Je suis intervenue au nom du MoDem en commission des Lois, sur la proposition de loi visant à mieux lutter contre la fraude à l’identité dans le cadre des mineurs non accompagnés.
Ce texte propose de remplacer la présomption de minorité qui prévaut dans notre droit positif par une présomption de majorité lorsque l’intéressé refuse de se soumettre à un examen médical d’évaluation de son âge, un test osseux qui est très critiqué car peu fiable (marge d’erreur de 18 mois entre 16 et 18 ans).
Avec mes collègues du groupe démocrate nous n’y sommes pas favorables car il tend à créer un régime d’exception défavorable à l’intérêt supérieur de l’enfant et comporte notamment un risque d’inconstitutionnalité.
L’inversion de la présomption de minorité que prévoit ce texte semble contraire à la Constitution. En effet, dans sa décision du 21 mars 2019, le Conseil constitutionnel a expliqué que « font partie des garanties attachées à la protection de l’enfance, l’impossibilité de déduire la majorité d’une personne de son seul refus de se soumettre à un examen osseux ». Par conséquent, la présomption de majorité reviendrait à inverser la présomption du fait du refus de l’examen médical, ce qui est contraire à l’intérêt supérieur de l’enfant qui impose que les mineurs présents sur le territoire national bénéficient de la protection légale attachée à leur âge.
De plus, un certain nombre de juridictions internationales posent le principe d’une présomption de minorité.
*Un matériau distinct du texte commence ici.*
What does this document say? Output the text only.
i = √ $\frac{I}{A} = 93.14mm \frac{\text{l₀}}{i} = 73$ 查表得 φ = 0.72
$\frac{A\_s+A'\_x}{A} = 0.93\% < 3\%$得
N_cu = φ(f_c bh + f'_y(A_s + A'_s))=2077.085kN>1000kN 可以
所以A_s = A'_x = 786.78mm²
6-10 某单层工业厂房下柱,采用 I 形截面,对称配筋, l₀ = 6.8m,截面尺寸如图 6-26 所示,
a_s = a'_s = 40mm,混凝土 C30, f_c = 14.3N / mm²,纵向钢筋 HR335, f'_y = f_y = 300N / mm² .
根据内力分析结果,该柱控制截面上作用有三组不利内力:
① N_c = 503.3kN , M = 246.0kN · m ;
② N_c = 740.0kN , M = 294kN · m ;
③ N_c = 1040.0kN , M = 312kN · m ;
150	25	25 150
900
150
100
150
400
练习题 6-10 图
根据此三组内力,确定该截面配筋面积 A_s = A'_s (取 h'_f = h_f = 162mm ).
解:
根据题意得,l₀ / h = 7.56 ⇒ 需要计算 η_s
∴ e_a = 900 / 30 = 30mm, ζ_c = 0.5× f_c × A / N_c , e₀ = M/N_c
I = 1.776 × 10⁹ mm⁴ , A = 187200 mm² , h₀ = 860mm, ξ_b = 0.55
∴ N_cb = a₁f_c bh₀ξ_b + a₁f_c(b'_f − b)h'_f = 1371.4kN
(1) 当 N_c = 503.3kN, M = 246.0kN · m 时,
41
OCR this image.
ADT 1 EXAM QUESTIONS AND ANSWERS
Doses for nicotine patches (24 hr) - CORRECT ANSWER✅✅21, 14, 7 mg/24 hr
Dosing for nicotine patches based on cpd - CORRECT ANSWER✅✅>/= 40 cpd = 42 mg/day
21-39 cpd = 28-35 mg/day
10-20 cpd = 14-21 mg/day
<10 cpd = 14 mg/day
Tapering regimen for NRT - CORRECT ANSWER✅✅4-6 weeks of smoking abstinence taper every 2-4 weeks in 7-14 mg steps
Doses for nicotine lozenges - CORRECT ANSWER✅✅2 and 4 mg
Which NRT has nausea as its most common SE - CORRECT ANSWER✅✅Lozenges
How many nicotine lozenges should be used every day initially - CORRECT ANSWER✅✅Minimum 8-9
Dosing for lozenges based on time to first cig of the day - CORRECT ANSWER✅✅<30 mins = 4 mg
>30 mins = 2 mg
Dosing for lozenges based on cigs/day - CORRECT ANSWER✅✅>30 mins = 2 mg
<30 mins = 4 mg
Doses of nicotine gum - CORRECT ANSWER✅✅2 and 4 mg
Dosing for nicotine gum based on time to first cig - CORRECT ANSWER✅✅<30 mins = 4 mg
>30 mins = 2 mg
Cette présomption de minorité est également consacrée par la Cour européenne des droits de l’homme et le Comité des droits de l’enfant des Nations unies consacre de manière claire cette présomption de minorité dans ses décisions du 31 mai 2019 contre l’Espagne.
Enfin, derrière le dispositif de cette proposition de loi se pose la question des modalités de détermination de la minorité des mineurs non accompagnés.
Le recours, notamment à des examens radiologiques osseux aux fins de détermination de l’âge, en l’absence de documents d’identité valables (prévu à l’alinéa 2 de l’article 388 du code civil) ne fait pas l’objet d’un consensus ni la création d’un fichier biométrique dénommé « Appui à l’évaluation de la minorité » (AEM).
Avec mes collègues du Groupe Mouvement Démocrate et Démocrates apparentés nous y sommes donc défavorables.